#### Namend Entity Recognization(NER)

- means to find the name of the person, place, organization, etc. from the text.
- NER is a subtask of information extraction that locates and classifies named entities in a text.
- The named entities could be organizations, persons, locations, times, etc.

NER is used in many fields in Natural Language Processing (NLP), and it can help answering many real-world questions, such as:
1. Which companies were mentioned in the news article?
2. Were specified products mentioned in complaints or reviews?
3. Does the tweet contain the name of a person?

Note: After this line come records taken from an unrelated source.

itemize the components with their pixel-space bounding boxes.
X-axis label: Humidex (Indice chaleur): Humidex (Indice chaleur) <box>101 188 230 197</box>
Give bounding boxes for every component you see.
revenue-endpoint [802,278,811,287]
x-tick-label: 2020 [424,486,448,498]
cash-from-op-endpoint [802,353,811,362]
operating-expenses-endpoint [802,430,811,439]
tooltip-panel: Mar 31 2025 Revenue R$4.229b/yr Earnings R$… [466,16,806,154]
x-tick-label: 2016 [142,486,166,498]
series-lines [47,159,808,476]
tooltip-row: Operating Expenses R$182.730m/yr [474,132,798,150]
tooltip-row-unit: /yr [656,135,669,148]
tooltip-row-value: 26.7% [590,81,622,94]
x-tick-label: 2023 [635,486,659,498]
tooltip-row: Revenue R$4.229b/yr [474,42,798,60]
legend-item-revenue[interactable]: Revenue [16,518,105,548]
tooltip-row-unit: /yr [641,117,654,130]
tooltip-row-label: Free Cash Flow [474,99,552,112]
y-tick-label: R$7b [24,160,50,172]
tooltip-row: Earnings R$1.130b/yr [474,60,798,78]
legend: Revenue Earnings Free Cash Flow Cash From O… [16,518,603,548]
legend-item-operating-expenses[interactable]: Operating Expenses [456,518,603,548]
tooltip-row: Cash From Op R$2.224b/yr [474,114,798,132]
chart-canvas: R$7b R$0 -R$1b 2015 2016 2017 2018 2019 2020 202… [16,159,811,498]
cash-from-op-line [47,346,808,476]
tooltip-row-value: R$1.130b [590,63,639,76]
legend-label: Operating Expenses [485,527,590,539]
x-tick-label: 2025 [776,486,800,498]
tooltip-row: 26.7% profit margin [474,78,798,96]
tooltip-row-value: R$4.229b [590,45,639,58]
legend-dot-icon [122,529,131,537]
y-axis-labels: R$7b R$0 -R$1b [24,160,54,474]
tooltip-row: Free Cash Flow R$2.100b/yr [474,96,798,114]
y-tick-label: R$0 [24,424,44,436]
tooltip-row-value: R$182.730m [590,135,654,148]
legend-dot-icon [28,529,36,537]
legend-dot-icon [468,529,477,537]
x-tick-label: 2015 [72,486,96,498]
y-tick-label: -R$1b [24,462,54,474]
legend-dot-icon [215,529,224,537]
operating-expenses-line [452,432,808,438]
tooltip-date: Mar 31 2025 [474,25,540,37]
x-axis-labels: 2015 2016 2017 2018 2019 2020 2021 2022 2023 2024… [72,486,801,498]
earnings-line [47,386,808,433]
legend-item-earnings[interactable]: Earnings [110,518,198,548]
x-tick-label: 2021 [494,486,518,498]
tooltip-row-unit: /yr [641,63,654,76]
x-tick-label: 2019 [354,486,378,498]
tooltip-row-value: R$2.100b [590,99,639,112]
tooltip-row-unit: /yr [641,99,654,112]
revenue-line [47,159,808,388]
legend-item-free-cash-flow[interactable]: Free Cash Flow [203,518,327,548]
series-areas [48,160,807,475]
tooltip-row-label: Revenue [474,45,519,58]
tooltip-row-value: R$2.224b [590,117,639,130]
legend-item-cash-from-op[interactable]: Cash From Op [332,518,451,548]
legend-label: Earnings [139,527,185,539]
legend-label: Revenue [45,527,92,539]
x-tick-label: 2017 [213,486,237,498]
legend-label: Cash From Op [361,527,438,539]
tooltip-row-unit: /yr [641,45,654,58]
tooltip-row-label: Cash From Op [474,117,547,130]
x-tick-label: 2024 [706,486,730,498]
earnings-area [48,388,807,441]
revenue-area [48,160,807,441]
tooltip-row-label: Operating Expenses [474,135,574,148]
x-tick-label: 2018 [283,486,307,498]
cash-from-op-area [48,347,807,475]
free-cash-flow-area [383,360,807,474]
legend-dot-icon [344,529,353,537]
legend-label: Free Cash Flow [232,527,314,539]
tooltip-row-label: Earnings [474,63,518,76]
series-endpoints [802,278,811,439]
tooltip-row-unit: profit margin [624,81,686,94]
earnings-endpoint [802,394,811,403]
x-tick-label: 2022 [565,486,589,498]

Does the tweet contain this person’s location?
4. Which people are mentioned in the blog posts?
5. Which geographic locations are talked about in the tweets?
6. Does the text contain any dates or times?
7. What are the person’s name and location?
8. Which products and services are mentioned?
9. Which organizations, percentages,time references, numbers, dates, events, locations are mentioned?

**Important User Cases**
1. Search
2. Recommendations System
3. Customer Care

In [1]:
import spacy
nlp = spacy.load('en_core_web_sm')

In [2]:
nlp.pipe_names

['tok2vec', 'tagger', 'parser', 'attribute_ruler', 'lemmatizer', 'ner']

In [7]:
doc = nlp("Tesla Inc is going to acquire Twitter Inc for $45 billion")

for ent in doc.ents:
    print(ent.text, " | ", ent.label_, " | ", str(spacy.explain(ent.label_)))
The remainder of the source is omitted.